The effect of the leaked oil on wildlife has already been much publicised – with emotive images of Pelicans covered in oil beamed around the globe – but Prof Steiner believes attempts to clean up the mess are mainly futile.

He wrote: "Oil spill response and clean-up has never been effective, and a 10 per cent recovery rate is considered a 'successful' response by most experienced responders.

"It is a pretentious façade, that has never worked effectively. BP's statement that the environmental damage from the Deepwater Horizon disaster will be 'very, very modest,' is simply one of the most arrogant, ignorant, callous statements I have ever heard during a crisis such as this.

"The environmental damage from the Gulf spill has already been, and will continue to be, enormous. It is perhaps a conventional chauvinism of man to be more concerned about impacts we see on or near shore, but the greatest impact from this spill will with certainty be in the off-shore ecosystem.

Live video feed of the BP oil spill
BP is broadcasting a live video feed showing the leaking pipe along with a containment devise aimed at siphoning the oil to the surface where it is then stored in a drillship.

Click on the image to view the video stream

"This includes damage to dolphins, whales, sea birds, sea turtles, and so on. But significantly, the damage from this spill will be felt in the productive and critical pelagic ecosystem that to most people is out-of-sight, out-of-mind."

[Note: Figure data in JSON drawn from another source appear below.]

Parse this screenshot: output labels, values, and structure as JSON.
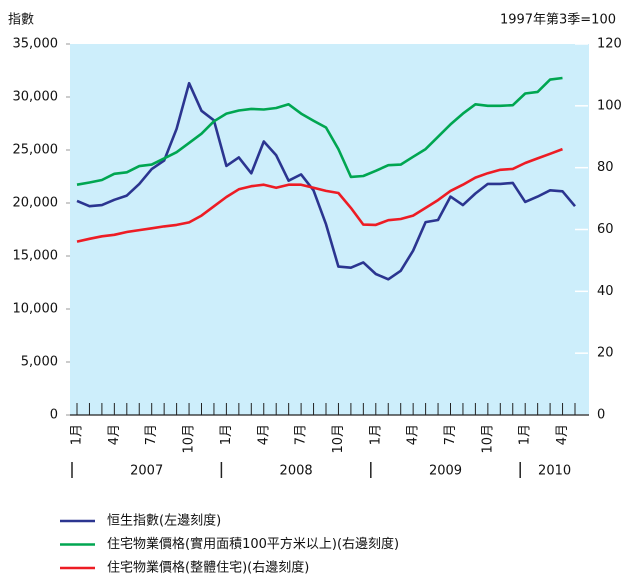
{
  "chart_data": {
    "type": "line",
    "y_label": "指數",
    "y2_label": "1997年第3季=100",
    "categories": [
      "1月",
      null,
      null,
      "4月",
      null,
      null,
      "7月",
      null,
      null,
      "10月",
      null,
      null,
      "1月",
      null,
      null,
      "4月",
      null,
      null,
      "7月",
      null,
      null,
      "10月",
      null,
      null,
      "1月",
      null,
      null,
      "4月",
      null,
      null,
      "7月",
      null,
      null,
      "10月",
      null,
      null,
      "1月",
      null,
      null,
      "4月",
      null
    ],
    "year_labels": [
      "2007",
      "2008",
      "2009",
      "2010"
    ],
    "ylim": [
      0,
      35000
    ],
    "yticks": [
      0,
      {
        "value": 5000,
        "label": "5,000"
      },
      {
        "value": 10000,
        "label": "10,000"
      },
      {
        "value": 15000,
        "label": "15,000"
      },
      {
        "value": 20000,
        "label": "20,000"
      },
      {
        "value": 25000,
        "label": "25,000"
      },
      {
        "value": 30000,
        "label": "30,000"
      },
      {
        "value": 35000,
        "label": "35,000"
      }
    ],
    "y2lim": [
      0,
      120
    ],
    "y2ticks": [
      0,
      20,
      40,
      60,
      80,
      100,
      120
    ],
    "background": "#cdeefb",
    "series": [
      {
        "name": "恒生指數(左邊刻度)",
        "color": "#2b3590",
        "axis": "y",
        "values": [
          20200,
          19700,
          19800,
          20300,
          20700,
          21800,
          23200,
          24000,
          27000,
          31300,
          28700,
          27800,
          23500,
          24300,
          22800,
          25800,
          24500,
          22100,
          22700,
          21200,
          18000,
          14000,
          13900,
          14400,
          13300,
          12800,
          13600,
          15500,
          18200,
          18400,
          20600,
          19800,
          20900,
          21800,
          21800,
          21900,
          20100,
          20600,
          21200,
          21100,
          19700
        ]
      },
      {
        "name": "住宅物業價格(實用面積100平方米以上)(右邊刻度)",
        "color": "#00a651",
        "axis": "y2",
        "values": [
          74.5,
          75.2,
          76,
          78,
          78.5,
          80.5,
          81,
          83,
          85,
          88,
          91,
          95,
          97.5,
          98.5,
          99,
          98.8,
          99.3,
          100.5,
          97.5,
          95.2,
          93,
          86,
          77,
          77.3,
          79,
          80.8,
          81,
          83.5,
          86,
          90,
          94,
          97.5,
          100.5,
          100,
          100,
          100.2,
          104,
          104.5,
          108.5,
          109,
          null
        ]
      },
      {
        "name": "住宅物業價格(整體住宅)(右邊刻度)",
        "color": "#ed1c24",
        "axis": "y2",
        "values": [
          56.1,
          57,
          57.8,
          58.3,
          59.2,
          59.8,
          60.4,
          61,
          61.5,
          62.3,
          64.5,
          67.5,
          70.5,
          73,
          74,
          74.5,
          73.5,
          74.5,
          74.5,
          73.5,
          72.5,
          71.8,
          67,
          61.6,
          61.5,
          63,
          63.4,
          64.5,
          67,
          69.5,
          72.5,
          74.5,
          76.8,
          78.2,
          79.3,
          79.6,
          81.5,
          83,
          84.5,
          86,
          null
        ]
      }
    ]
  }
}
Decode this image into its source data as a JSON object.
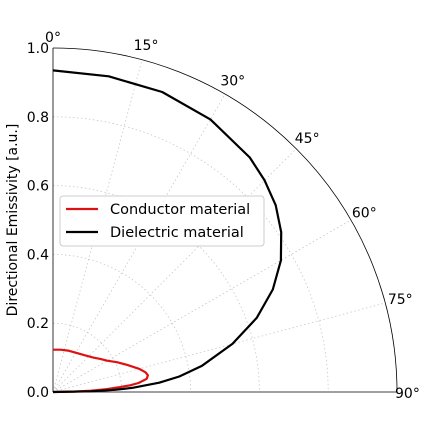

Amid reports that civil fines for the spill could be as much as $4,300 a barrel, on top of the government fines that BP and others could face, Prof Steiner believes the disaster will create a generation of legal action.

He wrote: "In the early days of the Exxon Valdez oil spill, I was told by oil industry insiders that 'lawyers yet to be born will work on this spill.' This unfortunately turned out to come true. The same may be the case for the Deepwater Horizon spill."

He adds this disaster should push the world towards a shift in energy sources.

He wrote: "Oil and other fossil fuels are finite resources; we are at or beyond Peak Oil (more than half of available global oil has been used already), and there is no longer any room for the additional carbon from fossil fuels in the global atmosphere and oceans. Fossil fuel companies know this, governments know this, Wall Street knows this, and all of us know this on some level.”